3.6 Independent Service Provider shall provide reasonable assistance to Customer to assist Customer's obligation to respond to requests by any Data Subject exercising rights under Applicable Laws.
3.7 Independent Service Provider shall provide reasonable assistance to Customer in connection with Customer's compliance with any other Customer obligations under Applicable Laws in connection with this Agreement, including the circulation by Customer of data protection notices to Data Subjects, and Customer's privacy policy as updated from time to time.
3.8 Independent Service Provider shall make available to Customer all information necessary to demonstrate compliance with these data protection obligations.
4. California Consumer Privacy.
4.1 Definitions. Except as otherwise defined in this Agreement, all capitalized terms in this Section 4 will have the meanings given to them under the California Consumer Privacy Act of 2018 and regulations promulgated thereunder (as amended, supplemented, or replaced, the "CCPA").
4.2 Information. Customer and its representatives may disclose limited Personal Information to Independent Service Provider, from time to time ("Customer-supplied Information"). Independent Service Provider may also have or obtain Personal Information, other than Customer-supplied Information ("Other Information"). All Customer-supplied Information is disclosed solely for purposes of maintaining or servicing accounts, providing customer service, maintaining quality and safety of services, processing or fulfilling orders, and protecting against malicious, deceptive, fraudulent, or illegal activity, as specified in this Agreement, and Independent Service Provider shall not retain, use, or disclose Customer-supplied Information for any other purpose. Independent Service Provider shall not Sell Customer-supplied Information or use Customer-supplied Information for any Commercial Purpose. Independent Service Provider certifies that it understands the restrictions in this Section 4 and will comply with them.
4.3 Compliance. Independent Service Provider shall: (i) fully comply with the CCPA with respect to Customer-supplied Information and Other Information; (ii) implement and maintain reasonable security procedures and practices to protect Customer-supplied Information and Other Information; (iii) promptly and timely comply with Customer requests with respect to Customer-supplied Information (e.g., disclosure, deletion, opt-out) that are communicated to Independent Service Provider by Customer; and (iv) indemnify, defend, and hold harmless Customer, its management companies, and their respective shareholders, members, partners, managers, affiliates, directors, employees, and agents against any civil or enforcement action arising, or alleged to arise from, Independent Service Provider's failure to comply with the requirements of this Section 4.

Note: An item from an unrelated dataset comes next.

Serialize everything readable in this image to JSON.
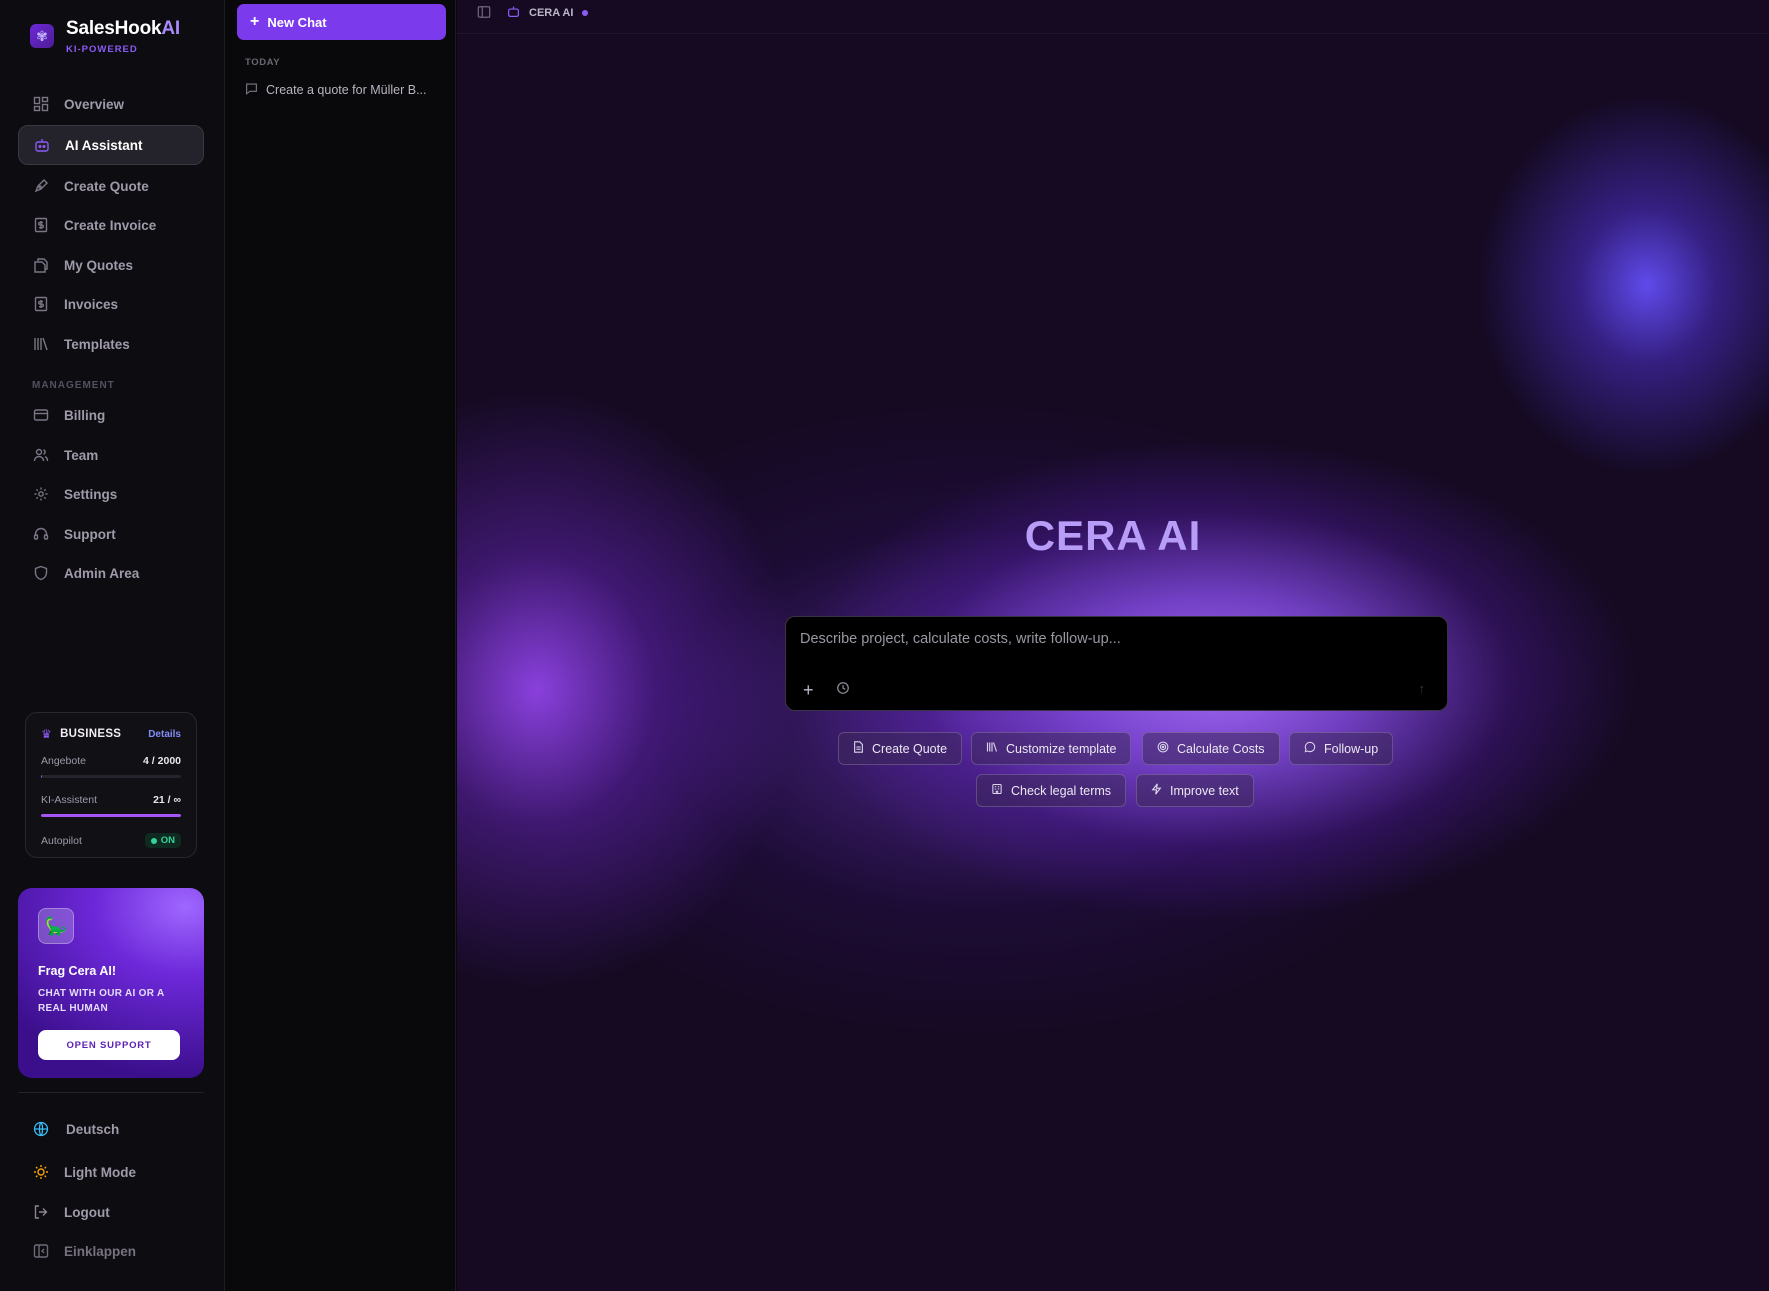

5. Equitable Relief. Independent Service Provider acknowledges that any breach of its covenants or obligations set forth in this Exhibit D may cause Customer irreparable harm for which monetary damages would not be adequate compensation and agrees that, in the event of such breach or threatened breach, Customer is entitled to seek equitable relief, including a restraining order, injunctive relief, specific performance, and any other relief that may be available from any court, in addition to any other remedy to which Customer may be entitled at law or in equity. Such remedies shall not be deemed to be exclusive but shall be in addition to all other remedies available at law or in equity, subject to any express exclusions or limitations in this Agreement to the contrary.